Nel discorso di apertura dei lavori, durato quasi 3 ore e mezzo, Xi ha riassunto i traguardi raggiunti durante i suoi primi cinque anni di governo e ha delineato le sfide che attenderanno la Cina nel prossimo futuro. Il presidente ha salutato l'ingresso in una «nuova era» della politica e della potenza cinese, grazie a decenni di lotta senza pausa per fare uscire il gigante asiatico dalle sabbie della povertà. Paese in via di sviluppo, si definisce ancora la Cina, che sarà chiamata ad affrontare importanti sfide: «Non sarà una passeggiata al parco», ha detto Xi ai quasi 2.300 delegati giunti da ogni parte del Paese.

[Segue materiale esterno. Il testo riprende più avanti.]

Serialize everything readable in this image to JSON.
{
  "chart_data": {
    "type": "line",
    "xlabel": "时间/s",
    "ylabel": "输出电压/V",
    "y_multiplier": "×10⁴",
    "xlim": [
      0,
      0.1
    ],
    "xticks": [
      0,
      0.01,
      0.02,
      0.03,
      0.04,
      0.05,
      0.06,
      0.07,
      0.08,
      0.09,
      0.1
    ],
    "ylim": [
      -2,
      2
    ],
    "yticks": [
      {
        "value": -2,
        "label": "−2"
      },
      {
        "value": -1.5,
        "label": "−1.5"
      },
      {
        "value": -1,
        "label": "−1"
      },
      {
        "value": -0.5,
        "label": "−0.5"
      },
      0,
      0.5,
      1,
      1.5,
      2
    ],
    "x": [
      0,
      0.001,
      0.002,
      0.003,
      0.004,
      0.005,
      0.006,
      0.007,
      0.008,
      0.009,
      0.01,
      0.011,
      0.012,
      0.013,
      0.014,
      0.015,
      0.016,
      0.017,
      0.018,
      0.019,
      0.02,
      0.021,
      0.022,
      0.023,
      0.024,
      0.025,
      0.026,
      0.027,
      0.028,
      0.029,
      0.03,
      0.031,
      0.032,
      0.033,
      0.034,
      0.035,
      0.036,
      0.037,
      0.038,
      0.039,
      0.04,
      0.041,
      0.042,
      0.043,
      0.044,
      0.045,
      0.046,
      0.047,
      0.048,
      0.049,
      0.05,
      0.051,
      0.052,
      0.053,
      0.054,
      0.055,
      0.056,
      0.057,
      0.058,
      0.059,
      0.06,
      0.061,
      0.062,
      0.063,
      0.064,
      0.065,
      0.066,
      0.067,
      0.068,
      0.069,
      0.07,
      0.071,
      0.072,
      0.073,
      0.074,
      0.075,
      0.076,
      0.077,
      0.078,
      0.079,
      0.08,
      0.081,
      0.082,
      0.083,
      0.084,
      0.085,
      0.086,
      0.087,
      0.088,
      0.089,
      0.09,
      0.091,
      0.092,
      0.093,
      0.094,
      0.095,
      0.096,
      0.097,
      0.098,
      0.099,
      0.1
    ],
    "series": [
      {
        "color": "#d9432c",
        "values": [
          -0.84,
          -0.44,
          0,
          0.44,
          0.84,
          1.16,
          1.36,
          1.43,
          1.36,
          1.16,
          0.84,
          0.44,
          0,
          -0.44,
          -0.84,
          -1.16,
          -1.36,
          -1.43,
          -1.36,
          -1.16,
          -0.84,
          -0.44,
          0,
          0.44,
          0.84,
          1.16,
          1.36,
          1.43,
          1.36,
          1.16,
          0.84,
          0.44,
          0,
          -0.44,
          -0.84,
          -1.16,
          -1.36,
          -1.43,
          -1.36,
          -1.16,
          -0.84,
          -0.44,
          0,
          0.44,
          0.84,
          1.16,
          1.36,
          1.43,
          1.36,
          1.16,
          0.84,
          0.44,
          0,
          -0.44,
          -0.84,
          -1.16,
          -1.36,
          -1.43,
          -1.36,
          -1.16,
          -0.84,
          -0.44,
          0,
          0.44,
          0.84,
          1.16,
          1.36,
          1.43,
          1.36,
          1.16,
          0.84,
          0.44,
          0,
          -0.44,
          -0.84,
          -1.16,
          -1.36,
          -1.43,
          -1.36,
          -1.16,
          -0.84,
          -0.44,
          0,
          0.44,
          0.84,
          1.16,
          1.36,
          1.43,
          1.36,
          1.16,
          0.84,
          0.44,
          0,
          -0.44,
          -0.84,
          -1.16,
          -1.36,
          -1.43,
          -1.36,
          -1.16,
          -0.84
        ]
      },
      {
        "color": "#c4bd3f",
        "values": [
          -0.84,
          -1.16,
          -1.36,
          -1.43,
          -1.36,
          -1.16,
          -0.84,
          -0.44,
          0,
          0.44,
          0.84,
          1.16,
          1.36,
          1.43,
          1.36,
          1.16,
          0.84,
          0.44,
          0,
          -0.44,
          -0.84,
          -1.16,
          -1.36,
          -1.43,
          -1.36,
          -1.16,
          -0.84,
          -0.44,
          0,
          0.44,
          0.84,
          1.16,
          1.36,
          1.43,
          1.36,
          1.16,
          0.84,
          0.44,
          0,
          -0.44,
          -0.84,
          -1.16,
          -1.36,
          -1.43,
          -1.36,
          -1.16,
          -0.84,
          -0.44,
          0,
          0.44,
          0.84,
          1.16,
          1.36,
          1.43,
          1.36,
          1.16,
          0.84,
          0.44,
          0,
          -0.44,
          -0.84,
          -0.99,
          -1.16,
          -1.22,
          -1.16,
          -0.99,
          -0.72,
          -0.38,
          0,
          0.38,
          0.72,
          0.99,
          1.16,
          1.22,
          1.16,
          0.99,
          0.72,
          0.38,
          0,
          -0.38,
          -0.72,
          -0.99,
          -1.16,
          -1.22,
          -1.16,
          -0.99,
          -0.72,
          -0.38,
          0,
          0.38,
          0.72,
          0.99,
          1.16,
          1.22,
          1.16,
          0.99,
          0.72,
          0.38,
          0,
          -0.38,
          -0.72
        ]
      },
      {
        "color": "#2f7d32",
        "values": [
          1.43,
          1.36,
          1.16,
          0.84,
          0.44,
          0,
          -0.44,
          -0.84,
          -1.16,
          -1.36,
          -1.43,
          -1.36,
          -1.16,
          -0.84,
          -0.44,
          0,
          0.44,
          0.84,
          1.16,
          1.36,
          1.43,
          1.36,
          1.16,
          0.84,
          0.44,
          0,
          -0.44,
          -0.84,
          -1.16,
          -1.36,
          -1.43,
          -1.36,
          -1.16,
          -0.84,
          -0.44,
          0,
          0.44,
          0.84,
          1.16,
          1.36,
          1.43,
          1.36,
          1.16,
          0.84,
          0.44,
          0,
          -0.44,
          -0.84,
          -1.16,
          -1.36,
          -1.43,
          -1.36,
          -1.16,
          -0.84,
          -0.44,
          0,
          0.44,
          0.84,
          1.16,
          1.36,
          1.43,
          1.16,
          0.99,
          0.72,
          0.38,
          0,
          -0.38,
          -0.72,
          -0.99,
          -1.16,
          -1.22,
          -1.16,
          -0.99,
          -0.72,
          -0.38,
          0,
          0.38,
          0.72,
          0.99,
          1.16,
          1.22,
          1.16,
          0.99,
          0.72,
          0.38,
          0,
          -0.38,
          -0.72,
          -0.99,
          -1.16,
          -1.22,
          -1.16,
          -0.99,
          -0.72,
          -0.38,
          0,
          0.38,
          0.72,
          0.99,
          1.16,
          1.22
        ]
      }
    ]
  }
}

Se la Cina dovrà continuare a crescere per procedere lungo la strada dello sviluppo e soffocare la forze centrifughe che ne minano la stabilità, lo farà puntando di più sui consumi interni e sulla produzione manifatturiera di qualità, «concentrandosi sull'economia reale». Economia che si aprirà ancora di più verso l'estero proteggendo «i diritti e gli interessi legittimi degli investitori stranieri». Un'apertura economica che però non sarà accompagnata da nessuna riforma politica in senso occidentale. La Cina, infatti, si avvia a diventare «un grande, moderno, Paese socialista» entro il 2050, guidato da un socialismo che avrà caratteristiche cinesi. Cioè con una compresenza di apertura al mercato e di una ferrea e indiscutibile supremazia del Partito Comunista. In tal senso Xi ha espressamente escluso che ci possa essere «un paese, due sistemi»: nessuna svolta democratica per l'irrequieta Hong Kong, in cui anche in queste ore si stanno registrando proteste politiche contro il governo cinese.

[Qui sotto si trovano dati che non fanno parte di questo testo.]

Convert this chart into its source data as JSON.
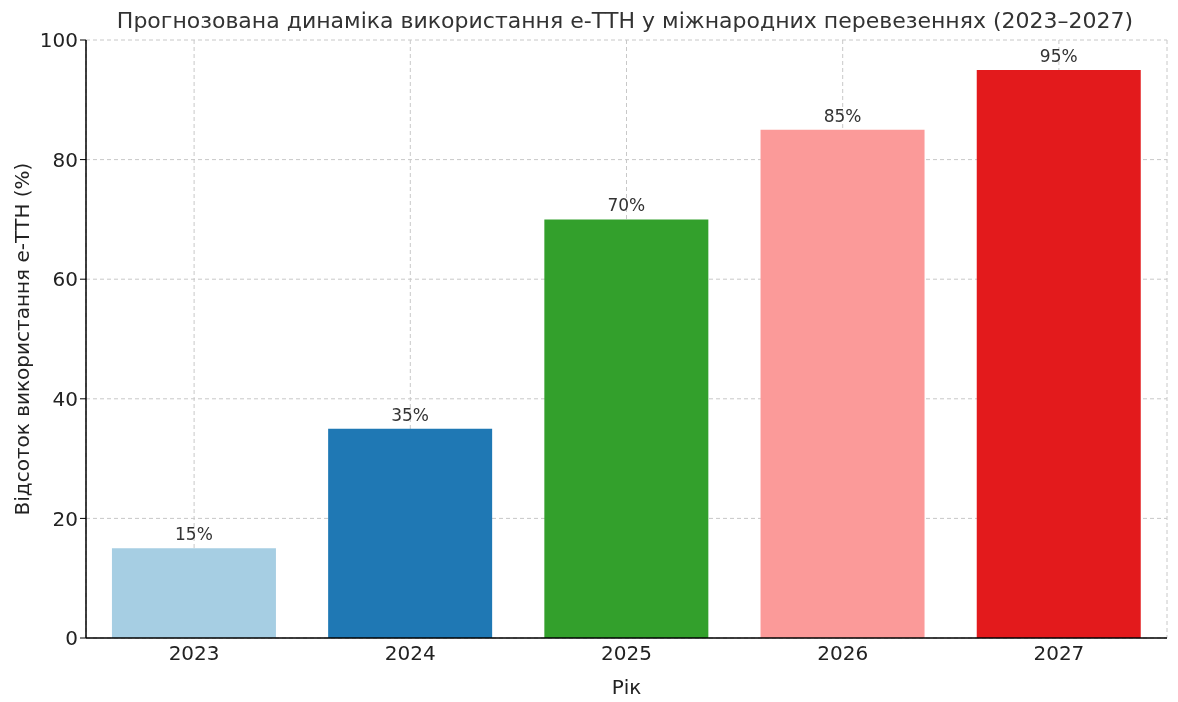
{
  "chart_data": {
    "type": "bar",
    "title": "Прогнозована динаміка використання е-ТТН у міжнародних перевезеннях (2023–2027)",
    "xlabel": "Рік",
    "ylabel": "Відсоток використання е-ТТН (%)",
    "categories": [
      "2023",
      "2024",
      "2025",
      "2026",
      "2027"
    ],
    "values": [
      15,
      35,
      70,
      85,
      95
    ],
    "colors": [
      "#a6cee3",
      "#1f78b4",
      "#33a02c",
      "#fb9a99",
      "#e31a1c"
    ],
    "value_labels": [
      "15%",
      "35%",
      "70%",
      "85%",
      "95%"
    ],
    "ylim": [
      0,
      100
    ],
    "yticks": [
      0,
      20,
      40,
      60,
      80,
      100
    ],
    "grid": true
  }
}
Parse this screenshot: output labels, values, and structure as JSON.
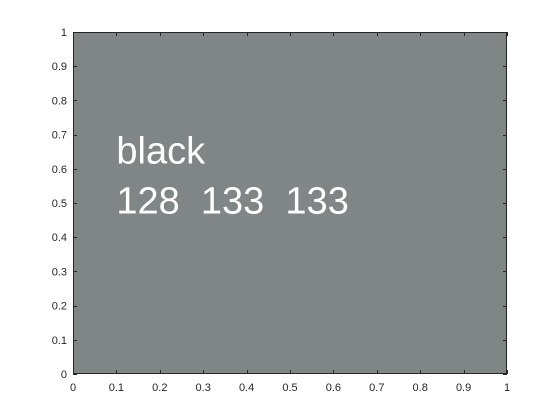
{
  "chart_data": {
    "type": "image",
    "title": "",
    "xlabel": "",
    "ylabel": "",
    "xlim": [
      0,
      1
    ],
    "ylim": [
      0,
      1
    ],
    "x_ticks": [
      0,
      0.1,
      0.2,
      0.3,
      0.4,
      0.5,
      0.6,
      0.7,
      0.8,
      0.9,
      1
    ],
    "y_ticks": [
      0,
      0.1,
      0.2,
      0.3,
      0.4,
      0.5,
      0.6,
      0.7,
      0.8,
      0.9,
      1
    ],
    "x_tick_labels": [
      "0",
      "0.1",
      "0.2",
      "0.3",
      "0.4",
      "0.5",
      "0.6",
      "0.7",
      "0.8",
      "0.9",
      "1"
    ],
    "y_tick_labels": [
      "0",
      "0.1",
      "0.2",
      "0.3",
      "0.4",
      "0.5",
      "0.6",
      "0.7",
      "0.8",
      "0.9",
      "1"
    ],
    "fill_rgb": [
      128,
      133,
      133
    ],
    "fill_color": "#808585",
    "text_color": "#ffffff",
    "axis_color": "#262626",
    "annotations": [
      {
        "text": "black",
        "x": 0.1,
        "y": 0.615
      },
      {
        "text": "128  133  133",
        "x": 0.1,
        "y": 0.47
      }
    ]
  }
}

In politica estera, se da un lato Xi ha affermato che la Cina non ha mai costituito una minaccia per gli altri stati dall'altro ha rivendicato come uno stabile progresso la costruzione delle installazioni militari nelle isole Spratly,

contese con gli altri Paesi che si affacciano sul mar cinese meridionale. La Cina, nella parole di Xi, non cerca un'egemonia globale ma «nessuno dovrebbe aspettarsi che accetti di ingoiare qualcosa che mini i propri interessi».